In psicologia i linguaggi non verbali sono importanti quanto la comunicazione verbale e altrettanto lo sono i segnali: la decisione del leader della Lega Matteo Salvini di presentarsi ai giornalisti, dopo aver convocato la sua segreteria politica, per le dichiarazioni di rito in un momento clou – domani la delegazione della Lega incontrerà Mario Draghi – con a fianco Giancarlo Giorgetti, che andrà non a caso alle consultazioni e che come è noto non ha mai nascosto la sua stima nei confronti dell’ex governatore della Bce, è un segnale.
Anche stavolta il vice segretario del Carroccio non lesina giudizi positivi, paragonando il premier incaricato ad un campione indiscusso a livello mondiale (“Lui (Draghi, ndr)è un fuoriclasse, come Cristiano Ronaldo, non deve stare in panchina”) e soprattutto annunciando che per la Lega “L’astensione è esclusa. O saremo a favore o voteremo contro”. Salvini, dunque, non può che affermare che le sue scelte – alla fine decide lui, sia chiaro – saranno orientate a ciò che ritiene giusto per il Paese: “Per noi viene prima l’interesse del Paese, ancor prima di quello di partito. Se dovessi fare l’interesse del partito starei fuori ad assistere a quello che succede dicendo è colpa di Conte, è colpa di Renzi.”

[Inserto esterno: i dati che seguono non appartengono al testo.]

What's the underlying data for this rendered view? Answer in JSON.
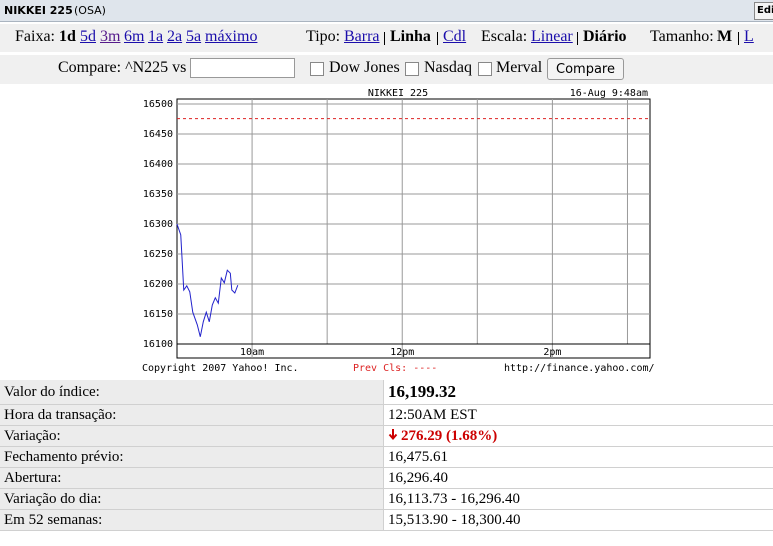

Ed in questa affermazione, velatamente ma non troppo, la stoccata è all’alleata Giorgia Meloni che del suo “no” perentorio a qualsiasi forma di partecipazione o sostegno ad un eventuale esecutivo Draghi ha fatto un mantra, nel nome della coerenza e della assoluta indisponibilità a partecipare a maggioranze in cui vi siano forze di sinistra (Pd e Leu) e i 5stelle: “Noi a differenza di altri non abbiamo già scelto il sì o il no prima di andare a parlare con Draghi”, affonda, puntando il dito contro il no a priori della leader di FdI senza un confronto con il premier incaricato sui temi.
Temi che invece il leader della Lega metterà sul piatto al cospetto dell’ex governatore di Bankitalia (le chiama richieste, non condizioni):“Taglio delle tasse, taglio della burocrazia e controllo dei confini”, ma un aut aut, pesante, lo pone: “Noi siamo disposti a ragionare con tutti per il bene dell’Italia ma Draghi dovrà scegliere tra Grillo e la Lega. Se le richieste di Grillo sono la patrimoniale sui risparmi degli italiani, il nostro è l’esatto contrario: è il taglio delle tasse per famiglie e imprese, a questo punto sarà il professor Draghi a dover scegliere”.
Chiaro, dunque, il distinguo programmatico nei confronti degli ex alleati del M5s, ma arriva anche nei confronti degli attuali (con i quali si presenterà diviso alle consultazioni) e il Capitano una frecciatina la riserva pure a Silvio Berlusconi: “Noi a differenza di altri, dove ci sono correnti, fuoriusciti e ripensanti, siamo liberi. In base alle risposte che avremo faremo le nostre scelte. Ho appena finito la segreteria politica con gli amministratori locali della Lega, noi ci confrontiamo sulle idee, poi quando si sceglie la Lega si muove come un sol uomo”.
Il riferimento è ovviamente a FI e a i suoi fuoriusciti e al fatto che in questi giorni si sono rincorsi rumors secondo cui Mara Carfagna (le correnti…) avrebbe “minacciato” il Cavaliere di una scissione se non avesse appoggiato Draghi per seguire le sirene sovraniste. Ipoesti smentita ieri mattina da una nota diramata dallo stesso Berlusconi in cui ha ribadito “l’antica stima” che lo lega a Draghi, una “personalità di alto profilo istituzionale attorno alla quale si può tentare di realizzare l’unità sostanziale delle migliori energie del Paese”. Insomma, quando da Mattarella è stato fatto il nome del banchiere da FI nessun dubbio: “Mancava solo la ola” ci confida il deputato azzurro Giorgio Mulè.